Admittedly, Vinny has had no greater love and appreciation for this sport than he does right now and it is one of the main ingredients fueling his desire for continued perfection at the 2016 Olympic Games in Rio de Janeiro. Now living in Fort Worth, TX, his deepest conviction lies in both providing for his sport and his family, and he won’t be satisfied until both are well taken care of.
“I’ll be satisfied with what I achieve after, fingers crossed, I get to Rio and get a third gold medal,” Hancock says. “I’m happy with what I’ve done now, but I really feel like I can go and win this third one and cement my place in history with the greatest of all time. I think that would be a huge platform, not just for me personally, but for the sport as a whole to show off what my sport is, who I am, what this sport has done for me and what this sport has turned me into. I’m an American boy, and this is what I do. I grew up in the south, matured in the military and the Olympics are the greatest sporting spectacle in the world and there’s nothing better than going out there and showing off what you can do.”

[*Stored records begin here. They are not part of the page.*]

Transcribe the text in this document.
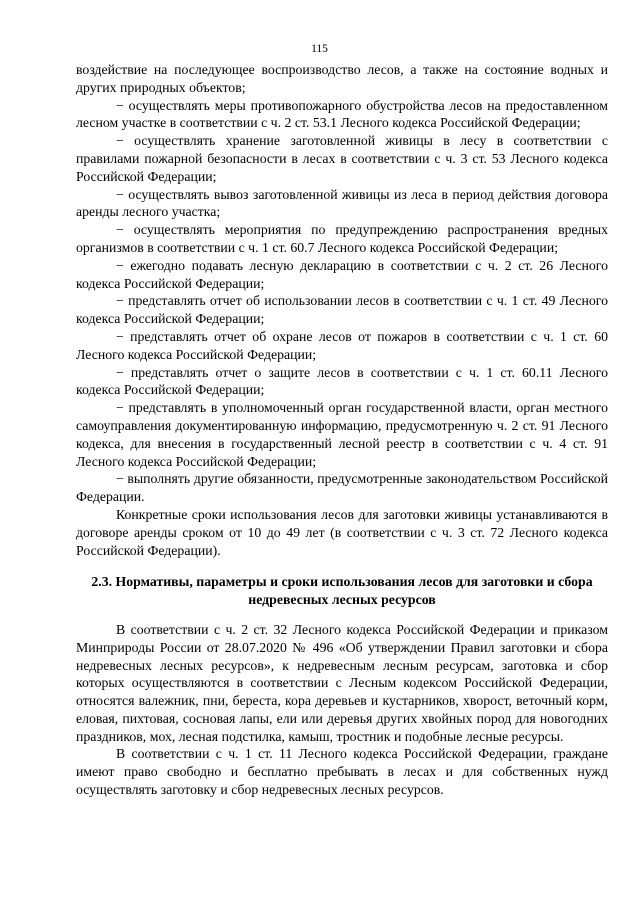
115

воздействие на последующее воспроизводство лесов, а также на состояние водных и других природных объектов;

− осуществлять меры противопожарного обустройства лесов на предоставленном лесном участке в соответствии с ч. 2 ст. 53.1 Лесного кодекса Российской Федерации;

− осуществлять хранение заготовленной живицы в лесу в соответствии с правилами пожарной безопасности в лесах в соответствии с ч. 3 ст. 53 Лесного кодекса Российской Федерации;

− осуществлять вывоз заготовленной живицы из леса в период действия договора аренды лесного участка;

− осуществлять мероприятия по предупреждению распространения вредных организмов в соответствии с ч. 1 ст. 60.7 Лесного кодекса Российской Федерации;

− ежегодно подавать лесную декларацию в соответствии с ч. 2 ст. 26 Лесного кодекса Российской Федерации;

− представлять отчет об использовании лесов в соответствии с ч. 1 ст. 49 Лесного кодекса Российской Федерации;

− представлять отчет об охране лесов от пожаров в соответствии с ч. 1 ст. 60 Лесного кодекса Российской Федерации;

− представлять отчет о защите лесов в соответствии с ч. 1 ст. 60.11 Лесного кодекса Российской Федерации;

− представлять в уполномоченный орган государственной власти, орган местного самоуправления документированную информацию, предусмотренную ч. 2 ст. 91 Лесного кодекса, для внесения в государственный лесной реестр в соответствии с ч. 4 ст. 91 Лесного кодекса Российской Федерации;

− выполнять другие обязанности, предусмотренные законодательством Российской Федерации.

Конкретные сроки использования лесов для заготовки живицы устанавливаются в договоре аренды сроком от 10 до 49 лет (в соответствии с ч. 3 ст. 72 Лесного кодекса Российской Федерации).

2.3. Нормативы, параметры и сроки использования лесов для заготовки и сбора недревесных лесных ресурсов

В соответствии с ч. 2 ст. 32 Лесного кодекса Российской Федерации и приказом Минприроды России от 28.07.2020 № 496 «Об утверждении Правил заготовки и сбора недревесных лесных ресурсов», к недревесным лесным ресурсам, заготовка и сбор которых осуществляются в соответствии с Лесным кодексом Российской Федерации, относятся валежник, пни, береста, кора деревьев и кустарников, хворост, веточный корм, еловая, пихтовая, сосновая лапы, ели или деревья других хвойных пород для новогодних праздников, мох, лесная подстилка, камыш, тростник и подобные лесные ресурсы.

В соответствии с ч. 1 ст. 11 Лесного кодекса Российской Федерации, граждане имеют право свободно и бесплатно пребывать в лесах и для собственных нужд осуществлять заготовку и сбор недревесных лесных ресурсов.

On the road to Rio, he hopes he can align the sport and create the energy necessary so that the next generation after him might be able to make a living in this sport similar to the way he and Kim Rhode have done.
“I’m about promoting my sport like crazy,” he acknowledges. “I want these kids to actually be able to make a living. If you truly love the sport you want to do it and you want to keep doing it forever if you possibly can. More people should have that opportunity.”
And as Rio comes into sight, what expectations does he have?
“I don’t expect to just be there, I expect to be on that top spot. If you don’t have that expectation going down there, then you don’t deserve to go down there.”
Alongside those expectations and binding it all together will be his kids, his wife and his belief, both spiritual and in himself.